What does ‘company administration’ mean?
There’s quite a lot of confusion regarding the terms used in the insolvency process and ‘company administration’ is one of these. Often the term can be used as a catchall meaning ‘in trouble’ but you may be surprised to learn that ‘Administration’ has a specific meaning and process behind it.
In general terms administration is a method of giving directors and staff time and support to bring a company back to the straight and narrow without taking the drastic step of closing down and starting again.
Administration by its very nature is not a ‘do-it-yourself’ option and a licenced insolvency practitioner must be appointed to serve as the formal administrator. The administrator is appointed by the High Court and is charged with restructuring the business and returning it to profitability and eventually solvency.
The process of administration though, is not for every company. The business must have a reasonable and realistic prospect of returning to profitability, must be of a good size and have a predictable cash flow for administration to be a viable option. The firm must also be either insolvent or contingently insolvent.
To enter into administration the company directors will need to make contact with a suitable insolvency professional. They will naturally have to complete some pre-work such as determining whether the company is indeed insolvent and assessing what option would be most suitable for the business.
For an administration order to be granted there needs to be a realistic prospect of returning a better dividend to the creditors than if the business was simply closed and liquidated. The main thrust of the pre-work will be to show that administration will provide a better outcome than a Voluntary Arrangement or even liquidating the company. The administrator and directors will need to formulate a plan as to the way forward and articulate what the final result will be.
In any company there are a series of different stakeholders and these will all need to be brought on board with the plan to a greater or lesser extent.
If there are floating charge holders such as banks then they will need to be contacted beforehand. It is possible that they may apply to appoint their own administrator however in practice an insolvency practitioner who is recognised by the charge holder and has a realistic plan of action should face little difficulty here.
The administrator will need to ensure that their plan achieves one of three aims;
- To effect a company rescue so that the business can exit administration as a going concern. Typically this will end with a Company Voluntary Arrangement allowing the business time to pay off the debts due to creditors.
- To trade on with the company with the outcome of a sale of the business as a going concern. This has to be identified as realising a better return for creditors than simply immediately winding up and liquidating the company and its assets.
- If the first two objectives are not possible then the administrator can look to sell assets to allow creditors to be paid at least part of what they are owed.
Once a court order has been made the firm enters a debt ‘moratorium’ in which any insolvency and other legal proceedings are stayed temporarily.
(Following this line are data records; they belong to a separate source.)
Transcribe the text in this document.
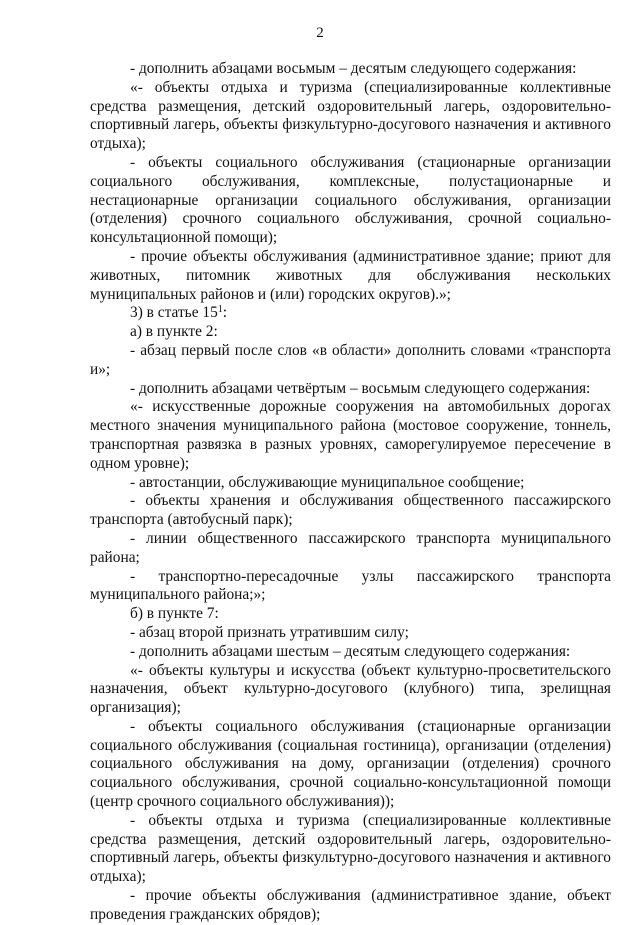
2

- дополнить абзацами восьмым – десятым следующего содержания:

«- объекты отдыха и туризма (специализированные коллективные средства размещения, детский оздоровительный лагерь, оздоровительно-спортивный лагерь, объекты физкультурно-досугового назначения и активного отдыха);

- объекты социального обслуживания (стационарные организации социального обслуживания, комплексные, полустационарные и нестационарные организации социального обслуживания, организации (отделения) срочного социального обслуживания, срочной социально-консультационной помощи);

- прочие объекты обслуживания (административное здание; приют для животных, питомник животных для обслуживания нескольких муниципальных районов и (или) городских округов).»;

3) в статье $15^1$:

а) в пункте 2:

- абзац первый после слов «в области» дополнить словами «транспорта и»;

- дополнить абзацами четвёртым – восьмым следующего содержания:

«- искусственные дорожные сооружения на автомобильных дорогах местного значения муниципального района (мостовое сооружение, тоннель, транспортная развязка в разных уровнях, саморегулируемое пересечение в одном уровне);

- автостанции, обслуживающие муниципальное сообщение;

- объекты хранения и обслуживания общественного пассажирского транспорта (автобусный парк);

- линии общественного пассажирского транспорта муниципального района;

- транспортно-пересадочные узлы пассажирского транспорта муниципального района;»;

б) в пункте 7:

- абзац второй признать утратившим силу;

- дополнить абзацами шестым – десятым следующего содержания:

«- объекты культуры и искусства (объект культурно-просветительского назначения, объект культурно-досугового (клубного) типа, зрелищная организация);

- объекты социального обслуживания (стационарные организации социального обслуживания (социальная гостиница), организации (отделения) социального обслуживания на дому, организации (отделения) срочного социального обслуживания, срочной социально-консультационной помощи (центр срочного социального обслуживания));

- объекты отдыха и туризма (специализированные коллективные средства размещения, детский оздоровительный лагерь, оздоровительно-спортивный лагерь, объекты физкультурно-досугового назначения и активного отдыха);

- прочие объекты обслуживания (административное здание, объект проведения гражданских обрядов);
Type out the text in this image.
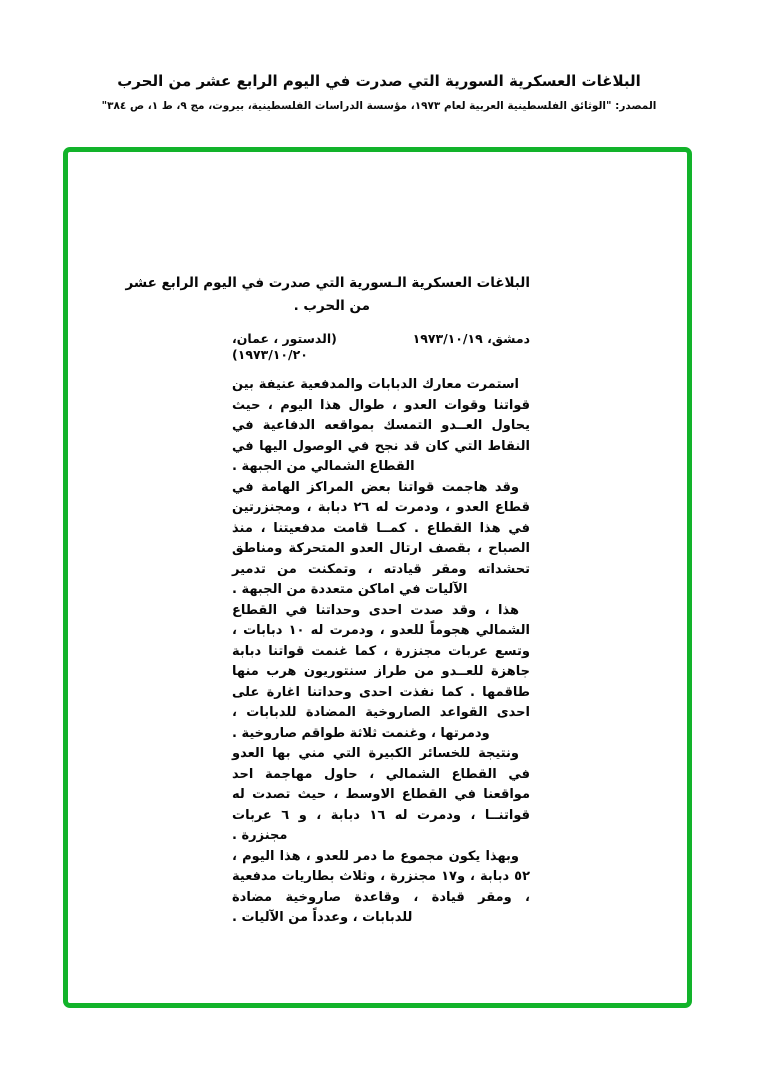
البلاغات العسكرية السورية التي صدرت في اليوم الرابع عشر من الحرب
المصدر: "الوثائق الفلسطينية العربية لعام ١٩٧٣، مؤسسة الدراسات الفلسطينية، بيروت، مج ٩، ط ١، ص ٣٨٤"
البلاغات العسكرية الـسورية التي صدرت في اليوم الرابع عشر
من الحرب .
دمشق، ١٩٧٣/١٠/١٩
(الدستور ، عمان،
١٩٧٣/١٠/٢٠)

استمرت معارك الدبابات والمدفعية عنيفة بين قواتنا وقوات العدو ، طوال هذا اليوم ، حيث يحاول العــدو التمسك بمواقعه الدفاعية في النقاط التي كان قد نجح في الوصول اليها في القطاع الشمالي من الجبهة .

وقد هاجمت قواتنا بعض المراكز الهامة في قطاع العدو ، ودمرت له ٢٦ دبابة ، ومجنزرتين في هذا القطاع . كمــا قامت مدفعيتنا ، منذ الصباح ، بقصف ارتال العدو المتحركة ومناطق تحشداته ومقر قيادته ، وتمكنت من تدمير الآليات في اماكن متعددة من الجبهة .

هذا ، وقد صدت احدى وحداتنا في القطاع الشمالي هجوماً للعدو ، ودمرت له ١٠ دبابات ، وتسع عربات مجنزرة ، كما غنمت قواتنا دبابة جاهزة للعــدو من طراز سنتوريون هرب منها طاقمها . كما نفذت احدى وحداتنا اغارة على احدى القواعد الصاروخية المضادة للدبابات ، ودمرتها ، وغنمت ثلاثة طواقم صاروخية .

ونتيجة للخسائر الكبيرة التي مني بها العدو في القطاع الشمالي ، حاول مهاجمة احد مواقعنا في القطاع الاوسط ، حيث تصدت له قواتنــا ، ودمرت له ١٦ دبابة ، و ٦ عربات مجنزرة .

وبهذا يكون مجموع ما دمر للعدو ، هذا اليوم ، ٥٢ دبابة ، و١٧ مجنزرة ، وثلاث بطاريات مدفعية ، ومقر قيادة ، وقاعدة صاروخية مضادة للدبابات ، وعدداً من الآليات .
This allows the firm to take breath and begin to enact the recovery plan already formed.
Although there is a time limit of eight weeks for proposals to be sent out to creditors, administration can last for up to a year or even longer if consent is obtained from the court and creditors and during this time the administrator will also handle legal requirement such as the statement of affairs and reports to the court/creditors.
There are of course some disadvantages to a business entering administration.
Firstly directors effectively lose control. This means that, should an offer come in to buy the company they can be removed from office. It also means that they have no powers to stop layoffs or asset sales.
Administration is also a public process. Notices are published in the Gazette and creditors will be duly informed. This means that the company will be unable to raise money or obtain credit terms and may suffer reputational damage, as will the directors.
It also must be remembered that some companies are so badly off that they are beyond redemption. In this case the matter will swiftly move to a liquidation with little or nothing that the former directors can do about it.
That having been said there are some significant advantages to administration.
Probably the most immediate advantage is that legal action is stayed and creditors are bound to deal with the administrator in charge rather than the directors.
It also means that the experienced professional insolvency practitioner will be able to consider all options and ensure that the directors do not inadvertently fall foul of company law leaving themselves open to possible action.
The ‘pre-pack’ or ‘phoenix company’ option of buying the company and its assets out of administration is also open to the directors allowing the business to continue on without onerous debts or contracts.
Administration is not suitable for all companies and it very much depends upon the size and type of company as to whether it is the best course of action however it can be a useful method of protecting both a trading business and directors from legal action.
As with all things insolvency it is always essential to get experience qualified advice before embarking on any course of action.